Brytyjski minister spraw zagranicznych David Cameron nie mógł spotkać się z przewodniczącym Izby Reprezentantów USA Mike’iem Johnsonem, a jego próba przekonania Republikanów do zatwierdzenia nowej transzy pomocy wojskowej dla Ukrainy prawdopodobnie zakończyła się niepowodzeniem – pisze The Guardian.
Publikacja stwierdza, że próba Camerona przekonania Donalda Trumpa do pomocy w kwestii zatwierdzenia nowej transzy przez Kongres „wydaje się” nie powieść, ponieważ ministrowi „nie przyznano nawet spotkania z marszałkiem Mike’iem Johnsonem”, który mógłby poddać ustawę pod głosowanie.
Podczas prywatnej kolacji w rezydencji Trumpa w Mar-a-Lago, Cameron poruszył temat wsparcia dla Ukrainy, mając nadzieję, że były prezydent „zasygnalizuje zmianę kursu”, zwiększając przynajmniej swoje szanse na spotkanie z Johnsonem.
„Wydaje się jednak, że argumenty Camerona – zarówno racjonalne, jak i emocjonalne – natrafiły na trwającą walkę o władzę w Partii Republikańskiej…” – wskazuje publikacja.
Zwolennicy twardej linii wśród Republikanów, którzy ochłonęli na temat wsparcia dla Kijowa, grożą usunięciem spikera, jeśli podda on pod głosowanie projekt ustawy o nowej transzy, przypomina gazeta.

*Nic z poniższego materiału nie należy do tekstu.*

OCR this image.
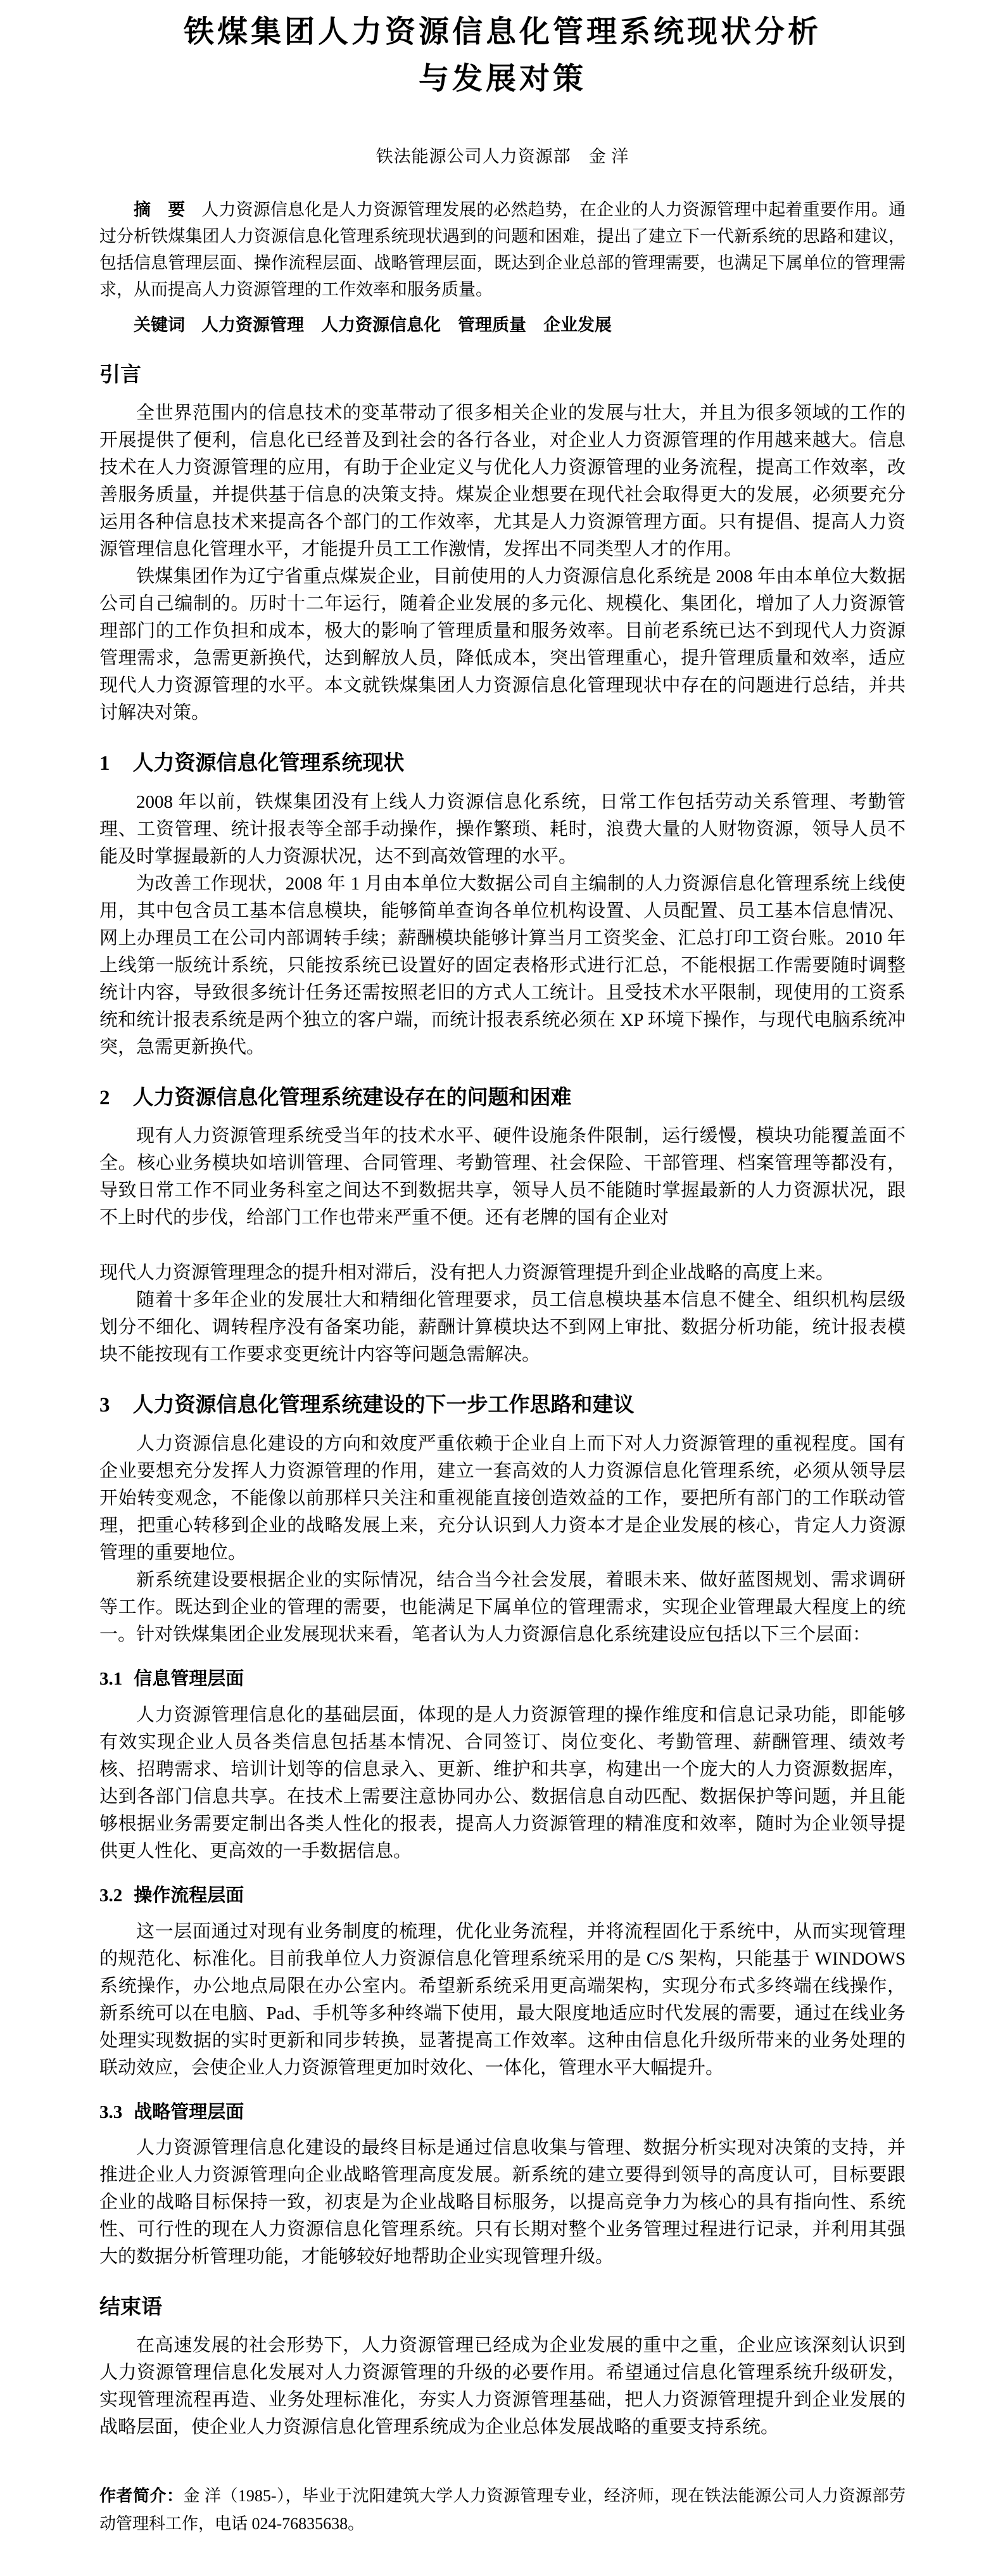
铁煤集团人力资源信息化管理系统现状分析与发展对策
铁法能源公司人力资源部　金 洋

摘　要 人力资源信息化是人力资源管理发展的必然趋势，在企业的人力资源管理中起着重要作用。通过分析铁煤集团人力资源信息化管理系统现状遇到的问题和困难，提出了建立下一代新系统的思路和建议，包括信息管理层面、操作流程层面、战略管理层面，既达到企业总部的管理需要，也满足下属单位的管理需求，从而提高人力资源管理的工作效率和服务质量。

关键词 人力资源管理　人力资源信息化　管理质量　企业发展

引言

全世界范围内的信息技术的变革带动了很多相关企业的发展与壮大，并且为很多领域的工作的开展提供了便利，信息化已经普及到社会的各行各业，对企业人力资源管理的作用越来越大。信息技术在人力资源管理的应用，有助于企业定义与优化人力资源管理的业务流程，提高工作效率，改善服务质量，并提供基于信息的决策支持。煤炭企业想要在现代社会取得更大的发展，必须要充分运用各种信息技术来提高各个部门的工作效率，尤其是人力资源管理方面。只有提倡、提高人力资源管理信息化管理水平，才能提升员工工作激情，发挥出不同类型人才的作用。

铁煤集团作为辽宁省重点煤炭企业，目前使用的人力资源信息化系统是 2008 年由本单位大数据公司自己编制的。历时十二年运行，随着企业发展的多元化、规模化、集团化，增加了人力资源管理部门的工作负担和成本，极大的影响了管理质量和服务效率。目前老系统已达不到现代人力资源管理需求，急需更新换代，达到解放人员，降低成本，突出管理重心，提升管理质量和效率，适应现代人力资源管理的水平。本文就铁煤集团人力资源信息化管理现状中存在的问题进行总结，并共讨解决对策。

1 人力资源信息化管理系统现状

2008 年以前，铁煤集团没有上线人力资源信息化系统，日常工作包括劳动关系管理、考勤管理、工资管理、统计报表等全部手动操作，操作繁琐、耗时，浪费大量的人财物资源，领导人员不能及时掌握最新的人力资源状况，达不到高效管理的水平。

为改善工作现状，2008 年 1 月由本单位大数据公司自主编制的人力资源信息化管理系统上线使用，其中包含员工基本信息模块，能够简单查询各单位机构设置、人员配置、员工基本信息情况、网上办理员工在公司内部调转手续；薪酬模块能够计算当月工资奖金、汇总打印工资台账。2010 年上线第一版统计系统，只能按系统已设置好的固定表格形式进行汇总，不能根据工作需要随时调整统计内容，导致很多统计任务还需按照老旧的方式人工统计。且受技术水平限制，现使用的工资系统和统计报表系统是两个独立的客户端，而统计报表系统必须在 XP 环境下操作，与现代电脑系统冲突，急需更新换代。

2 人力资源信息化管理系统建设存在的问题和困难

现有人力资源管理系统受当年的技术水平、硬件设施条件限制，运行缓慢，模块功能覆盖面不全。核心业务模块如培训管理、合同管理、考勤管理、社会保险、干部管理、档案管理等都没有，导致日常工作不同业务科室之间达不到数据共享，领导人员不能随时掌握最新的人力资源状况，跟不上时代的步伐，给部门工作也带来严重不便。还有老牌的国有企业对

现代人力资源管理理念的提升相对滞后，没有把人力资源管理提升到企业战略的高度上来。

随着十多年企业的发展壮大和精细化管理要求，员工信息模块基本信息不健全、组织机构层级划分不细化、调转程序没有备案功能，薪酬计算模块达不到网上审批、数据分析功能，统计报表模块不能按现有工作要求变更统计内容等问题急需解决。

3 人力资源信息化管理系统建设的下一步工作思路和建议

人力资源信息化建设的方向和效度严重依赖于企业自上而下对人力资源管理的重视程度。国有企业要想充分发挥人力资源管理的作用，建立一套高效的人力资源信息化管理系统，必须从领导层开始转变观念，不能像以前那样只关注和重视能直接创造效益的工作，要把所有部门的工作联动管理，把重心转移到企业的战略发展上来，充分认识到人力资本才是企业发展的核心，肯定人力资源管理的重要地位。

新系统建设要根据企业的实际情况，结合当今社会发展，着眼未来、做好蓝图规划、需求调研等工作。既达到企业的管理的需要，也能满足下属单位的管理需求，实现企业管理最大程度上的统一。针对铁煤集团企业发展现状来看，笔者认为人力资源信息化系统建设应包括以下三个层面：

3.1 信息管理层面

人力资源管理信息化的基础层面，体现的是人力资源管理的操作维度和信息记录功能，即能够有效实现企业人员各类信息包括基本情况、合同签订、岗位变化、考勤管理、薪酬管理、绩效考核、招聘需求、培训计划等的信息录入、更新、维护和共享，构建出一个庞大的人力资源数据库，达到各部门信息共享。在技术上需要注意协同办公、数据信息自动匹配、数据保护等问题，并且能够根据业务需要定制出各类人性化的报表，提高人力资源管理的精准度和效率，随时为企业领导提供更人性化、更高效的一手数据信息。

3.2 操作流程层面

这一层面通过对现有业务制度的梳理，优化业务流程，并将流程固化于系统中，从而实现管理的规范化、标准化。目前我单位人力资源信息化管理系统采用的是 C/S 架构，只能基于 WINDOWS 系统操作，办公地点局限在办公室内。希望新系统采用更高端架构，实现分布式多终端在线操作，新系统可以在电脑、Pad、手机等多种终端下使用，最大限度地适应时代发展的需要，通过在线业务处理实现数据的实时更新和同步转换，显著提高工作效率。这种由信息化升级所带来的业务处理的联动效应，会使企业人力资源管理更加时效化、一体化，管理水平大幅提升。

3.3 战略管理层面

人力资源管理信息化建设的最终目标是通过信息收集与管理、数据分析实现对决策的支持，并推进企业人力资源管理向企业战略管理高度发展。新系统的建立要得到领导的高度认可，目标要跟企业的战略目标保持一致，初衷是为企业战略目标服务，以提高竞争力为核心的具有指向性、系统性、可行性的现在人力资源信息化管理系统。只有长期对整个业务管理过程进行记录，并利用其强大的数据分析管理功能，才能够较好地帮助企业实现管理升级。

结束语

在高速发展的社会形势下，人力资源管理已经成为企业发展的重中之重，企业应该深刻认识到人力资源管理信息化发展对人力资源管理的升级的必要作用。希望通过信息化管理系统升级研发，实现管理流程再造、业务处理标准化，夯实人力资源管理基础，把人力资源管理提升到企业发展的战略层面，使企业人力资源信息化管理系统成为企业总体发展战略的重要支持系统。

作者简介：金 洋（1985-），毕业于沈阳建筑大学人力资源管理专业，经济师，现在铁法能源公司人力资源部劳动管理科工作，电话 024-76835638。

Ustawa, która przewiduje między innymi przeznaczenie ponad 60 miliardów dolarów dla Kijowa, została wcześniej zatwierdzona przez Senat USA, ale nie uzyskała jeszcze poparcia w Izbie Reprezentantów.
Johnson wcześniej wyraził nadzieję, że ustawodawcy będą mogli rozpocząć rozpatrywanie ustawy o pomocy dla Kijowa po powrocie z przerwy w dniu 9 kwietnia. Według niego dokument będzie zawierał nowe koncepcje i podejścia, w szczególności może zawierać normę dotyczącą konfiskaty rosyjskich zamrożonych aktywów. Johnson może stanąć w obliczu buntu swoich kolegów z partii, którzy są niezadowoleni z jego poparcia dla Ukrainy. Mogą oni próbować zainicjować jego usunięcie ze stanowiska, jeśli odpowiednia ustawa zostanie poddana pod głosowanie.